Alexis Paquin Drouin
Language Technologies Research Centre (CRTL)
Language technology has become a part of an Internet user’s daily reality. As a result, search engines, voice recognition software and machine translation tools increasingly shape our relationship with language. In fact, these translation tools are gaining in popularity and are even being incorporated into most software browsers.
In 1948, Andrew Donald Booth introduced the first electronic dictionary and thus became a pioneer in the field of machine translation (MT). At that time, MT tools were already in use. During the Cold War, for example, MT was used to translate Russian communications. Today, these tools are available free on the Internet and are often integrated into translation tools. However, despite its 68 years of existence, MT is still often poorly received in the field of translation.
We usually associate MT with poor translations, since it rarely yields a perfect product. However, the comical and incomprehensible results are easily explained. In order to use the tool optimally, we must bear in mind its limitations. The tool has a limited knowledge base, which is built up from a corpus during the learning phase. For example, twelve major problems have been identified that can interfere with MT: firstly, sentence segmenting (by individual words or by groups of words); morphology (types and forms of words); idiomatic expressions (fixed expressions that are unique to a language—for example, “it’s raining cats and dogs”); collocations (which are words often used with other words—for example, bear and hungry, as in the expression “to be as hungry as a bear,” and not “to be as hungry as a dinosaur,” which is meaningless); words the software does not recognize (for example, new words); lexical ambiguity (several meanings for the same word); coreference ambiguity (the software cannot identify the subject matter in the source language); structural differences between languages (differences in structure from one language to the other, as from Japanese to French); varying degrees of explicitness from one language to the other (too little or too much precision in the target language); insertion or deletion of words by the software; grammar problems in the target language; and, lastly, changing word order.
With language traps like the ones above, one might think that accurate MT is impossible. However, technological advances in the field abound. What’s more, in specialized fields with small corpora, MT can be quite effective. Take, for example, the Government of Canada, which has been using MT since the early 1970s for weather forecasts.
We can also significantly improve results with translation memories, which can be built into MT tools. We can also use a controlled language that is more restrictive or that relates to a specific field to make it easier for the machine to perform its task. Quality is also a subjective concept. If we take note of the potential problems, then we can already reduce the number of errors that could arise from the use of MT software.
In short, despite the technological improvements, MT tools rarely yield quality texts that are good enough to be published. MT works well in specific cases. For example, when a blind eye is turned to the results, MT can be useful for scanning a text and understanding the main points. MT can also be used for researching specific terminology (translation of a specific word or group of words). It can also improve bilingual communications in many ways.
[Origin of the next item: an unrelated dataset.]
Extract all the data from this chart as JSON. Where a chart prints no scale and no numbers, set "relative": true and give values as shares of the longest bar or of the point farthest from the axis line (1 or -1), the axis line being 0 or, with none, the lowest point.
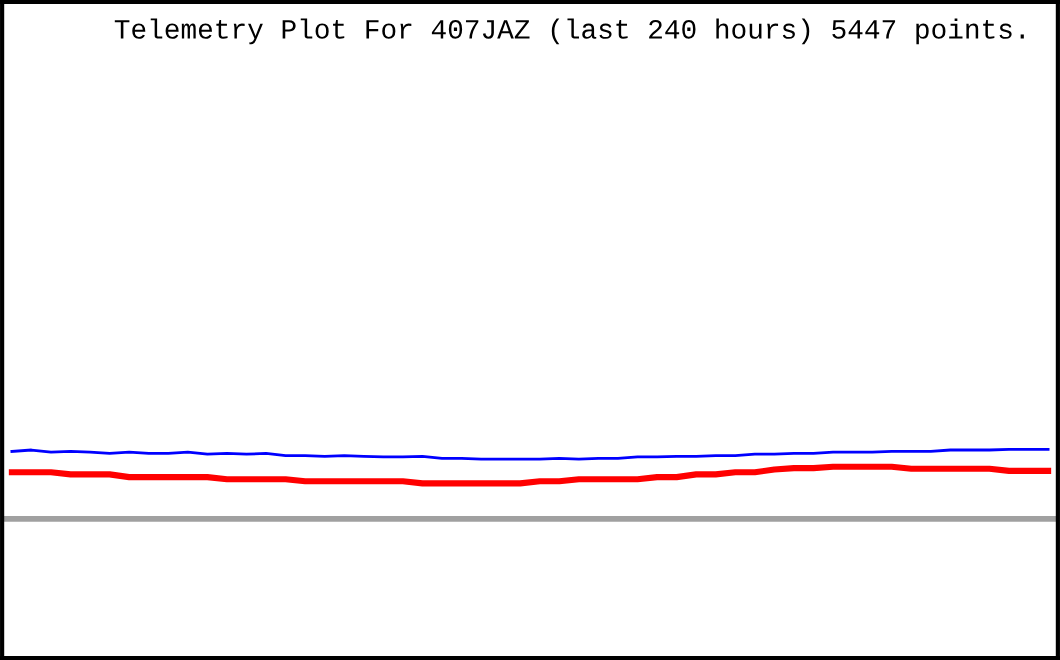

However, the most glaring errors occur primarily in cases where the knowledge of the target language is limited and where major MT-related problems are ignored.
It is still wise to have a translator revise the texts produced through MT so that they go through post-editing (revision of a pre-translated text).
Some of the information used in this article was taken from TRA1353 – Traduction automatique et postédition (Machine translation and post-editing), a course given by Louise Brunette, professor of Language Studies at the University of Quebec in Outaouais.